To those complaining about the new voice acting being everywhere, there are settings in the options to change that.
"Full" means every line is voiced more or less (the little pop up thoughts you get walking around the map aren't, some of the descriptors of actions alongside someone talking aren't, but you usually get a Foley noise of someone sighing or snorting or punching a table if that's the action described).
"Psychological" means all the external characters are voiced, but your internal dialogs are not, if you subscribe to the "thoughts are instant not a conversation in your head" kind of thing.
"Classic" is basically the original game's voice acting frequency, when only key lines are voiced.
They all use the new voice acting recordings though, so Dot Major's performance as Cuno is gone.

The new voice actor is objectively better for accurately depicting a troubled 12 year old kid coming off of speed trapped in a hellish situation you can empathize with (after you punch). I have to admit its superior, but I'll nostalgically miss the original, inferior voice acting. It was extremely iconic.
The developers talked about the decision to make one voice actor say all the Skill's internal dialog in an article somewhere online (I read about it from second hand sources but never went to go find the article and look at it directly), I guess they were concerned that 24 different voice actors all screaming at you at once would have been hard to set the tone they wanted. Probably unspoken in that article would be how hard it would be to find 24 good fucking VAs, schedule them all in fun disease work times, make sure the audio quality was uniform and good working remotely, and probably even with the game's success all this might have been out of the small studio's budget.

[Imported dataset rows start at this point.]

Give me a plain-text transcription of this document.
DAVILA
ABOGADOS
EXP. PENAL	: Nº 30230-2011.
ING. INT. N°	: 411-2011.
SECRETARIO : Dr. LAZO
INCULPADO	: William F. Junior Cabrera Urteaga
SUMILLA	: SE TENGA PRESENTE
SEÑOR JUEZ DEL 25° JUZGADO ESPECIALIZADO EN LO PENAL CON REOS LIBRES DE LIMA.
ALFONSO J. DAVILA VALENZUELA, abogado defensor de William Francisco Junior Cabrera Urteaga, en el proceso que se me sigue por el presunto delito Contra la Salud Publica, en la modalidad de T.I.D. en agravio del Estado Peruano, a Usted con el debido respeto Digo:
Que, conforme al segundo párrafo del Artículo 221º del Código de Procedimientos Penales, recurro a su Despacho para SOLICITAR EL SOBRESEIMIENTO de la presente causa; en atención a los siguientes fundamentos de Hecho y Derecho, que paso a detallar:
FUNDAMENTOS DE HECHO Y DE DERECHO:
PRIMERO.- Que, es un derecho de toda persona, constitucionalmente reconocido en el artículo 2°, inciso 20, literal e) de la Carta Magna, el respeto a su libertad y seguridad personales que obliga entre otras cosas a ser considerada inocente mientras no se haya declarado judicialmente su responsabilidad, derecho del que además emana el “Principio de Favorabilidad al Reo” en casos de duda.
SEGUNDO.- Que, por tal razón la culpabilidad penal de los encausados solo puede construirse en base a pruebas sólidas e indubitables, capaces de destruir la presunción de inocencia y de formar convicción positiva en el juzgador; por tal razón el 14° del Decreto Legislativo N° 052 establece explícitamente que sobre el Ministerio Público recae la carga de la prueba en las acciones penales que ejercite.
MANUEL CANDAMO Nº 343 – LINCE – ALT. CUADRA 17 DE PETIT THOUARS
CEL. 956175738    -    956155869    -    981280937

Initially I was kinda put off with the one VA for all the skills, mostly because I had sort of invented how each talked in my head and it didn't line up, and it was weird to have these wildly different characters talk in the same deep voice with their conflicting viewpoints and behaviors, but I warmed to it eventually. I think its a different take on the protagonist, one that makes him seem more schizophrenic and fucked up, because its not different entities arguing in his head over whatever subject you're on, its just
him. Your protagonist is now more like the crazy homeless guy living under a bridge inebriated and having a passionate argument with nobody but himself, except that hobo is now your local law enforcement, and been given a badge, a gun, and authority, all of which he may not be the best at holding onto. Its actually kinda scarier and more off putting when you inadvertently thought of the skills as different entities.